Late May and into June

As mid May became late May, the bird migration slowed down. There were no longer warblers of every species rummaging for grubs in the forest canopies.  A few flycatchers were passing through and that’s about it. The days and even the nights grew hot as we entered a week-long heat wave. The weather was unpleasant but I still wanted to get outside. What’s a guy to do?

Well, I went to Parfrey’s Glen of course. I head there at least once every year, and in a variety of weather, but the only post I’ve done in the past was in December of 2016. Back then the landscape was barren, the only green coming from the pines atop the cliffs. What a change from December to May! Everything was leafy and the canopy was dense and the forest floor shaded. The water I avoided in the winter felt refreshing as I walked through it in my water shoes.
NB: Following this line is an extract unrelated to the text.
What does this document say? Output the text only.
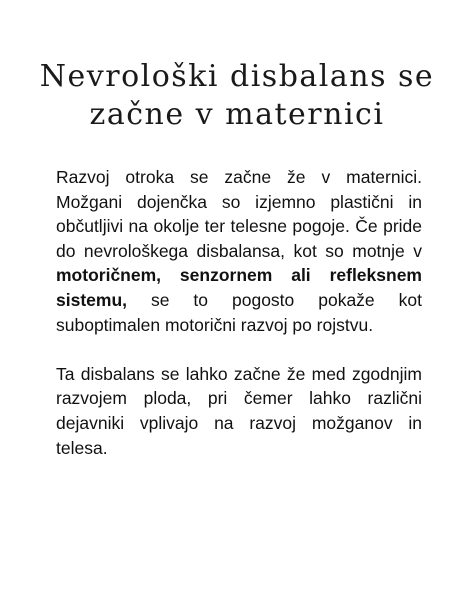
Nevrološki disbalans se
začne v maternici

Razvoj otroka se začne že v maternici. Možgani dojenčka so izjemno plastični in občutljivi na okolje ter telesne pogoje. Če pride do nevrološkega disbalansa, kot so motnje v motoričnem, senzornem ali refleksnem sistemu, se to pogosto pokaže kot suboptimalen motorični razvoj po rojstvu.

Ta disbalans se lahko začne že med zgodnjim razvojem ploda, pri čemer lahko različni dejavniki vplivajo na razvoj možganov in telesa.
The creek was the best “trail” for parts of the hike and that was fine by me.

Parfrey’s Glen
The lion’s head

While I didn’t see much in terms of warblers and shorebirds in the past few weeks, I have had better luck with herping than I have the rest of the year. I’ve been seeing quite a few turtles besides for the standard painted turtles (Chrysemys picta), including a few large female common snapping turtles (Chelydra serpentina) and eastern spiny softshells (Apalone spinifera spinifera). My herping highlight so far has been to finally see my first eastern milk snake (Lampropeltis triangulum triangulum). The sun was growing low on a mild day and I was walking near the edge of a woods looking for firewood. I was not the first to see it. One of my fire buddies pointed it out first and I didn’t know what species to expect when I looked over. It was not a long snake, maybe about as long as a large garter, but thicker. It was brown overall with dark reddish blotches in a crisp, uniform pattern.
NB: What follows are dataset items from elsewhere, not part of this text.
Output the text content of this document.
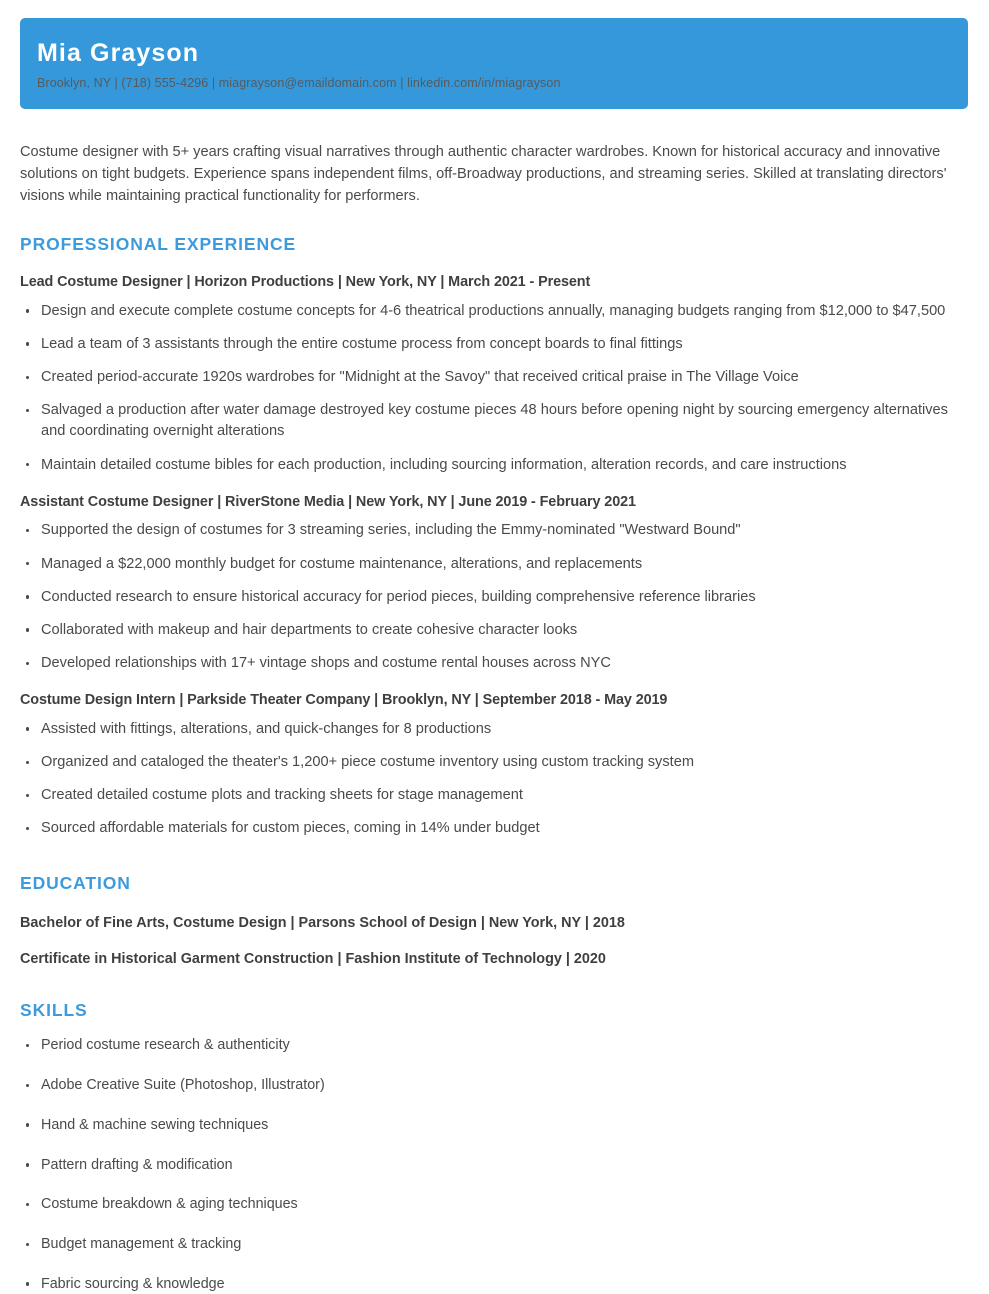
Mia Grayson
Brooklyn, NY | (718) 555-4296 | miagrayson@emaildomain.com | linkedin.com/in/miagrayson

Costume designer with 5+ years crafting visual narratives through authentic character wardrobes. Known for historical accuracy and innovative solutions on tight budgets. Experience spans independent films, off-Broadway productions, and streaming series. Skilled at translating directors' visions while maintaining practical functionality for performers.

PROFESSIONAL EXPERIENCE
Lead Costume Designer | Horizon Productions | New York, NY | March 2021 - Present
Design and execute complete costume concepts for 4-6 theatrical productions annually, managing budgets ranging from $12,000 to $47,500
Lead a team of 3 assistants through the entire costume process from concept boards to final fittings
Created period-accurate 1920s wardrobes for "Midnight at the Savoy" that received critical praise in The Village Voice
Salvaged a production after water damage destroyed key costume pieces 48 hours before opening night by sourcing emergency alternatives and coordinating overnight alterations
Maintain detailed costume bibles for each production, including sourcing information, alteration records, and care instructions
Assistant Costume Designer | RiverStone Media | New York, NY | June 2019 - February 2021
Supported the design of costumes for 3 streaming series, including the Emmy-nominated "Westward Bound"
Managed a $22,000 monthly budget for costume maintenance, alterations, and replacements
Conducted research to ensure historical accuracy for period pieces, building comprehensive reference libraries
Collaborated with makeup and hair departments to create cohesive character looks
Developed relationships with 17+ vintage shops and costume rental houses across NYC
Costume Design Intern | Parkside Theater Company | Brooklyn, NY | September 2018 - May 2019
Assisted with fittings, alterations, and quick-changes for 8 productions
Organized and cataloged the theater's 1,200+ piece costume inventory using custom tracking system
Created detailed costume plots and tracking sheets for stage management
Sourced affordable materials for custom pieces, coming in 14% under budget
EDUCATION
Bachelor of Fine Arts, Costume Design | Parsons School of Design | New York, NY | 2018
Certificate in Historical Garment Construction | Fashion Institute of Technology | 2020
SKILLS
Period costume research & authenticity
Adobe Creative Suite (Photoshop, Illustrator)
Hand & machine sewing techniques
Pattern drafting & modification
Costume breakdown & aging techniques
Budget management & tracking
Fabric sourcing & knowledge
Fun fact about non-venomous snakes: many of them mimic rattlesnakes in order to convince would-be predators to leave them alone. How do they do this? When it realized we saw it, it headed into dense cover and began vibrating its tail. The sound against the dead leaves isn’t a dead-ringer for a rattlesnake, but it’s close enough. I’m too smart to be fooled. Nice try, snake.

Surprisingly that was my first snake of the year. Hmm. Better late then never.

Eastern spiny softshell turtle doing its best impression of an aquatic pancake
Common yellowthroat (Geothlypis trichas)- a warbler that breeds in marshes and low prairies of the state

The calendar still says its spring, but I know better. The seasons are a continuum rather than an abrupt change. Bird migration is dying down. Mosquitoes are everywhere (I know, right?). The trees are fully leafed out. This might not be summer yet, but it sure is the lead-in to it.